Today exchangeable electronic health information is restricted to the USCDI standard. However, it is anticipated that the scope of information exposed via APIs will significantly increase. By 2023, EHI will likely cover other elements, including administrative and billing data that is often stored and managed in separate practice management systems, outside the core EHR systems. Under the EHI Export Capability provision, actors will have to provide access to additional information, currently kept in fragmented databases.

Key steps to meet the new requirements

The final rules have drawn an avalanche of criticism — and not without a reason. The most often cited issues are immaturity of FHIR 4.0, the lack of time to thoroughly test all the technologies, and the impact of COVID-19, diverting resources. But the deadlines are already set, and all that is left to do is to meet them. Here are key steps hospitals and health plans have to follow — according to experts in healthcare law and technology.

Review existing systems

The ONC encourages expanding interoperability of existing infrastructure rather than to entirely replacing it. So, step one should be “a thorough review of all existing systems — not just a technical review, but a process review,” argues Brennan Mason, the chief marketing officer at Bridge Connector, which offers data-driven workflow automation to solve health IT interoperability challenges. It’s necessary to understand how your data points “touch the patient experience and flow (or not) into each other”.

Put a plan in place

When the whole picture is captured, it’s important to shape a compliance roadmap. “While enforcement will not kick in until November 2, practices should start working with EMR or EHR providers now to have a plan in place for record requests,” — Heather Macre, healthcare attorney at Fennemore Craig recommends. “These policies should include what records are subject to the new rules, the manner in which patient identities will be confirmed, how to spot abuse, etc.
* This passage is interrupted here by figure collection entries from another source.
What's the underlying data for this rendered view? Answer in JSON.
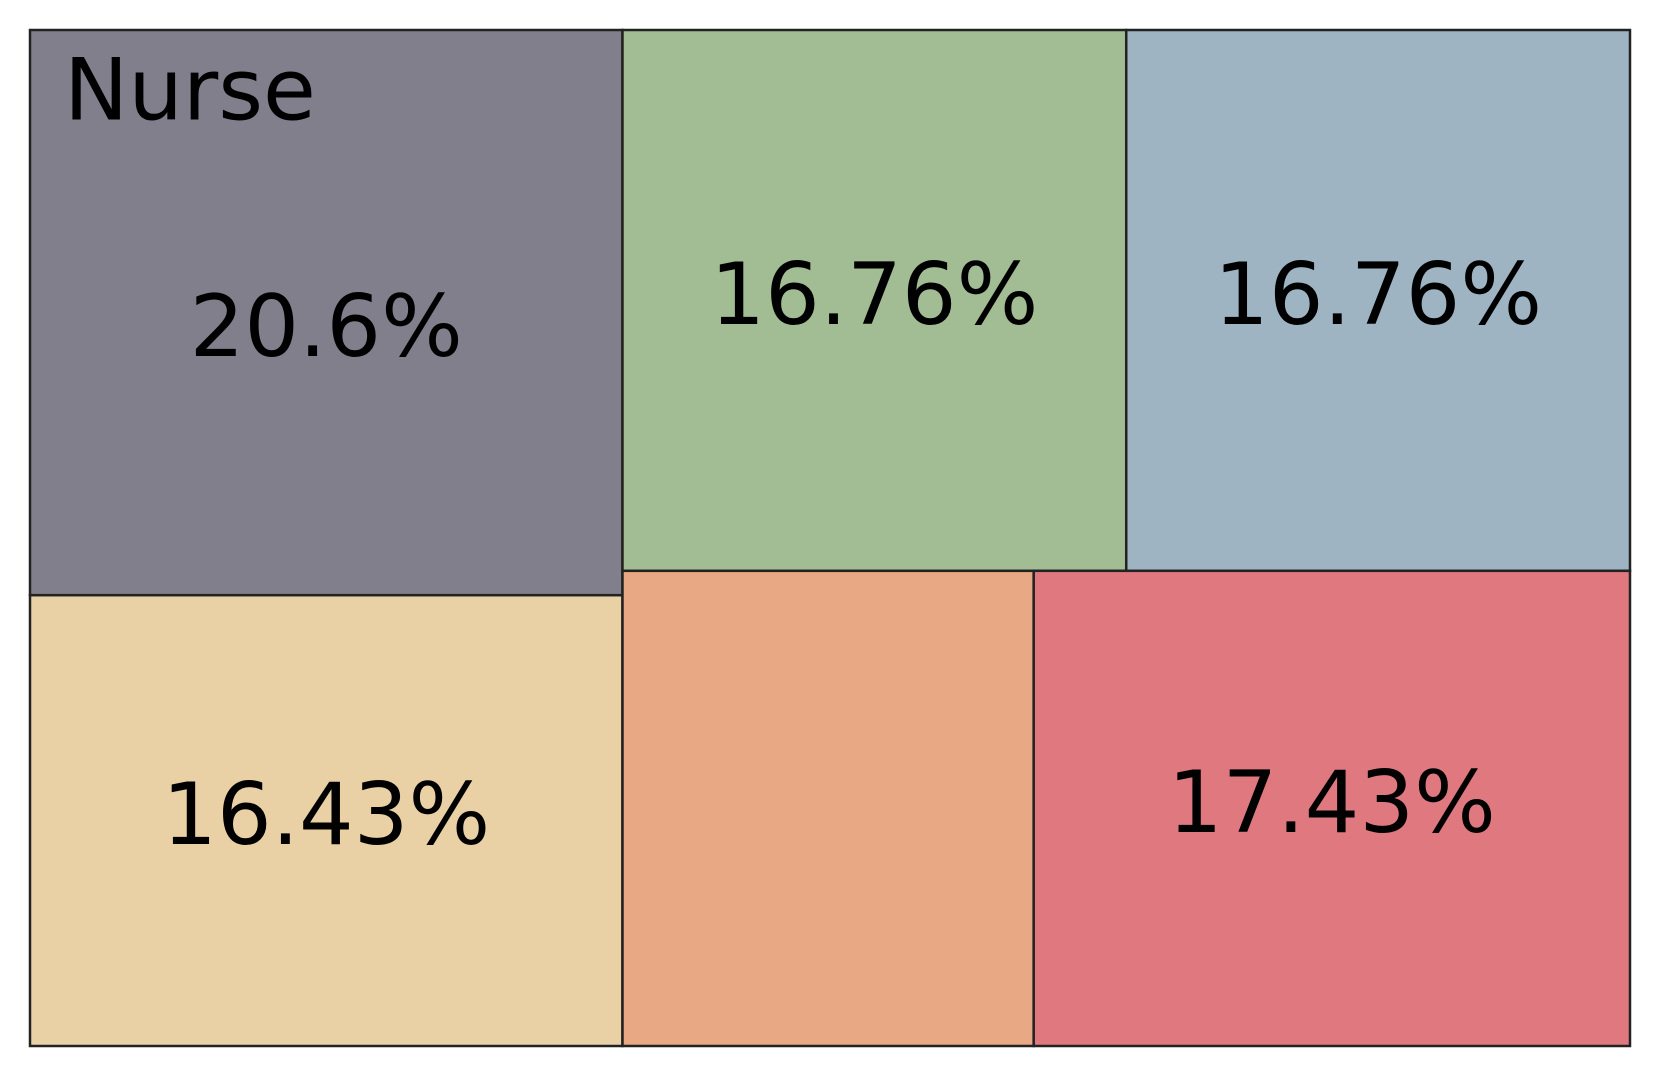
{
  "chart_data": {
    "type": "treemap",
    "categories": [
      "Nurse",
      null,
      null,
      null,
      null,
      null
    ],
    "values": [
      20.6,
      16.43,
      16.76,
      16.76,
      12.02,
      17.43
    ],
    "value_labels": [
      "20.6%",
      "16.43%",
      "16.76%",
      "16.76%",
      null,
      "17.43%"
    ],
    "colors": [
      "#817f8c",
      "#e9d1a5",
      "#a2bc94",
      "#9fb4c3",
      "#e9a884",
      "#e07880"
    ]
  }
}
They also should take into account both state and federal law”.

Consider a cloud services provider for interoperability

A relatively fast and cost-effective way to create an interoperable infrastructure on top of the existing system is to use cloud services supporting the FHIR standard. Among leaders who help care providers, payers, developers, device makers and everyone working with health data achieve interoperability are:

Educate staff and patients

To meet requirements of the final rules — and specifically the information blocking provision — “Staff should also be trained in handling requests and this can be combined with HIPAA/HITECH and EMR training” Heather Macre suggests.

Dr Chris Norris, Clinical Associate Professor at the University of California now working with Sleep Standards, adds that health providers and health plans should also consider “educating their patients about the benefits and potential risks involved in using third-party apps to access and aggregate their information.”
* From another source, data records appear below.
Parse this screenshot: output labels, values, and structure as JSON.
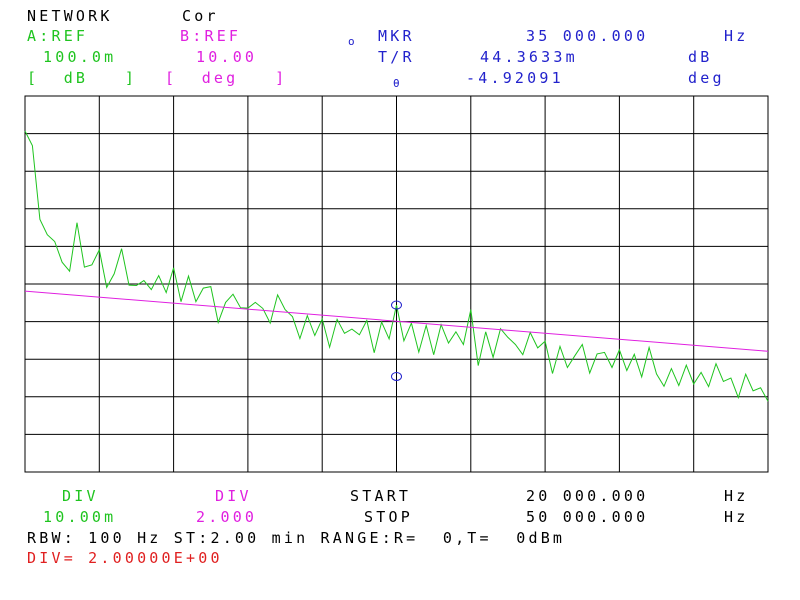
{
  "header": {
    "mode": "NETWORK",
    "cor": "Cor",
    "a_label": "A:REF",
    "b_label": "B:REF",
    "a_ref_value": "100.0m",
    "b_ref_value": "10.00",
    "a_unit": "[  dB   ]",
    "b_unit": "[  deg   ]",
    "marker_symbol": "o",
    "marker_label": "MKR",
    "marker_freq": "35 000.000",
    "marker_freq_unit": "Hz",
    "tr_label": "T/R",
    "tr_value": "44.3633m",
    "tr_unit": "dB",
    "theta_symbol": "θ",
    "theta_value": "-4.92091",
    "theta_unit": "deg"
  },
  "footer": {
    "div_a_label": "DIV",
    "div_a_value": "10.00m",
    "div_b_label": "DIV",
    "div_b_value": "2.000",
    "start_label": "START",
    "start_value": "20 000.000",
    "start_unit": "Hz",
    "stop_label": "STOP",
    "stop_value": "50 000.000",
    "stop_unit": "Hz",
    "status_line": "RBW: 100 Hz ST:2.00 min RANGE:R=  0,T=  0dBm",
    "div_entry": "DIV= 2.00000E+00"
  },
  "colors": {
    "trace_a": "#1fc41f",
    "trace_b": "#e020e0",
    "marker": "#2222cc",
    "grid": "#000000"
  },
  "chart_data": {
    "type": "line",
    "x_start_hz": 20000,
    "x_stop_hz": 50000,
    "x_divisions": 10,
    "y_divisions": 10,
    "grid": true,
    "series": [
      {
        "name": "A:REF",
        "unit": "dB",
        "ref_value": 0.1,
        "per_div": 0.01,
        "x": [
          20000,
          20300,
          20600,
          20900,
          21200,
          21500,
          21800,
          22100,
          22400,
          22700,
          23000,
          23300,
          23600,
          23900,
          24200,
          24500,
          24800,
          25100,
          25400,
          25700,
          26000,
          26300,
          26600,
          26900,
          27200,
          27500,
          27800,
          28100,
          28400,
          28700,
          29000,
          29300,
          29600,
          29900,
          30200,
          30500,
          30800,
          31100,
          31400,
          31700,
          32000,
          32300,
          32600,
          32900,
          33200,
          33500,
          33800,
          34100,
          34400,
          34700,
          35000,
          35300,
          35600,
          35900,
          36200,
          36500,
          36800,
          37100,
          37400,
          37700,
          38000,
          38300,
          38600,
          38900,
          39200,
          39500,
          39800,
          40100,
          40400,
          40700,
          41000,
          41300,
          41600,
          41900,
          42200,
          42500,
          42800,
          43100,
          43400,
          43700,
          44000,
          44300,
          44600,
          44900,
          45200,
          45500,
          45800,
          46100,
          46400,
          46700,
          47000,
          47300,
          47600,
          47900,
          48200,
          48500,
          48800,
          49100,
          49400,
          49700,
          50000
        ],
        "values": [
          0.0907,
          0.0868,
          0.0672,
          0.0631,
          0.0613,
          0.0558,
          0.0534,
          0.0663,
          0.0545,
          0.0551,
          0.0591,
          0.0491,
          0.0527,
          0.0594,
          0.0497,
          0.0496,
          0.0509,
          0.0485,
          0.0522,
          0.0477,
          0.0543,
          0.0453,
          0.0521,
          0.0453,
          0.0489,
          0.0493,
          0.0398,
          0.0451,
          0.0473,
          0.0437,
          0.0436,
          0.0451,
          0.0435,
          0.0396,
          0.0471,
          0.0432,
          0.0413,
          0.0355,
          0.0416,
          0.0363,
          0.0407,
          0.0332,
          0.0406,
          0.0369,
          0.038,
          0.0365,
          0.0403,
          0.0317,
          0.0399,
          0.0354,
          0.0444,
          0.0349,
          0.0396,
          0.0319,
          0.039,
          0.0312,
          0.0392,
          0.0343,
          0.0373,
          0.0339,
          0.0432,
          0.0283,
          0.0373,
          0.0305,
          0.0381,
          0.0358,
          0.0339,
          0.0312,
          0.0371,
          0.033,
          0.0348,
          0.0262,
          0.0334,
          0.0278,
          0.0309,
          0.0339,
          0.0263,
          0.0314,
          0.0318,
          0.0278,
          0.0325,
          0.027,
          0.0313,
          0.0253,
          0.0331,
          0.0261,
          0.0228,
          0.0275,
          0.023,
          0.0284,
          0.0234,
          0.0265,
          0.0227,
          0.0288,
          0.0241,
          0.025,
          0.0198,
          0.026,
          0.0216,
          0.0224,
          0.0188
        ]
      },
      {
        "name": "B:REF",
        "unit": "deg",
        "ref_value": 10.0,
        "per_div": 2.0,
        "x": [
          20000,
          50000
        ],
        "values": [
          -0.38,
          -3.58
        ]
      }
    ],
    "marker": {
      "x_hz": 35000,
      "a_value": 0.0444,
      "b_value": -4.92
    }
  }
}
CMS authorities also emphasize that hospitals and payers should educate patients on how to choose third-party software and warn of dangers associated with transferring data to an app not covered by HIPAA.

In the end, final rules will bring profit

The HHS anticipates that, when introduced, final regulations will save about $3.3 billion annually. Currently, however, they put a heavy financial burden on hospitals, IT providers, and insurers. For example, the cost of API implementation and maintenance is estimated to be about $1.6 million per organization during the first year.
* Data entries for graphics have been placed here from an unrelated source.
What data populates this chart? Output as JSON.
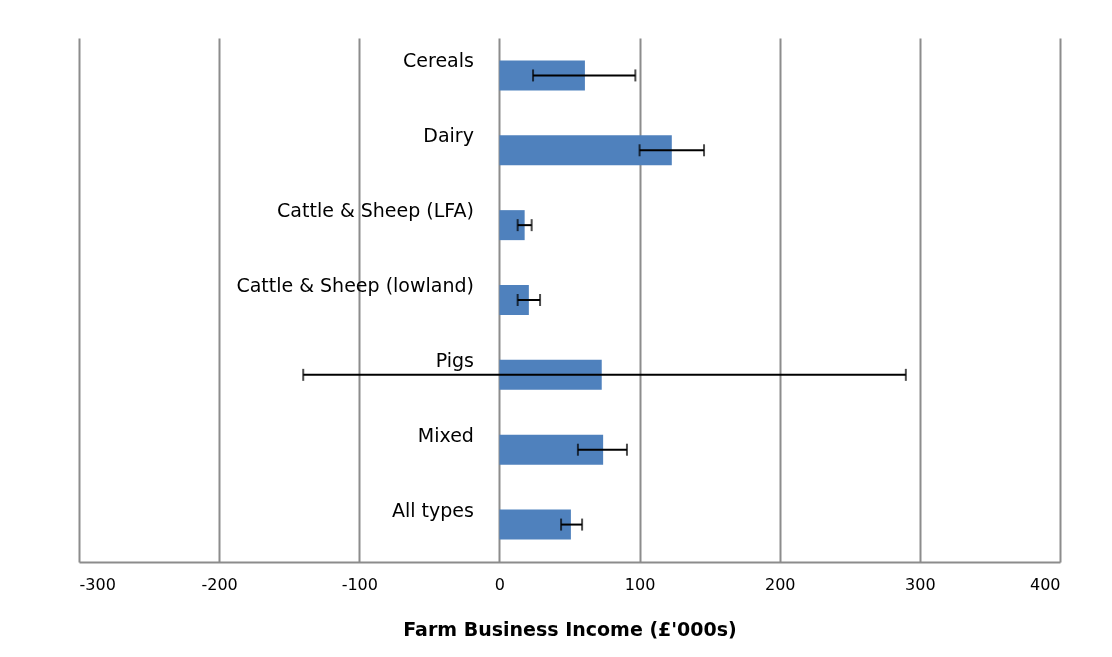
{
  "chart_data": {
    "type": "bar",
    "orientation": "horizontal",
    "xlabel": "Farm Business Income (£'000s)",
    "categories": [
      "Cereals",
      "Dairy",
      "Cattle & Sheep (LFA)",
      "Cattle & Sheep (lowland)",
      "Pigs",
      "Mixed",
      "All types"
    ],
    "values": [
      61,
      123,
      18,
      21,
      73,
      74,
      51
    ],
    "errors": [
      [
        24,
        97
      ],
      [
        100,
        146
      ],
      [
        13,
        23
      ],
      [
        13,
        29
      ],
      [
        -140,
        290
      ],
      [
        56,
        91
      ],
      [
        44,
        59
      ]
    ],
    "color": "#4f81bd",
    "xlim": [
      -300,
      400
    ],
    "xticks": [
      -300,
      -200,
      -100,
      0,
      100,
      200,
      300,
      400
    ],
    "grid": "x"
  }
}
To make the process less stressful, ONC and CMS — the two designers and initiators of the final rules — set a three to six-month window between the implementation or compliance date and the enforcement discretion date. During this period, each instance of non-compliance will be addressed individually to give the healthcare system additional “flexibility for development and implementation.” The entire transition will take more than two years.

As Heather Macre sums it up, “Interoperability causes a painful uptick in costs but they will go down over time.” Eventually, smooth data exchange will reduce expenses, resulting in more effective treatment plans, enhanced patient experience, and increased productivity. Even more important, it will eventually improve the health of the entire population. At least, the majority of experts hope so.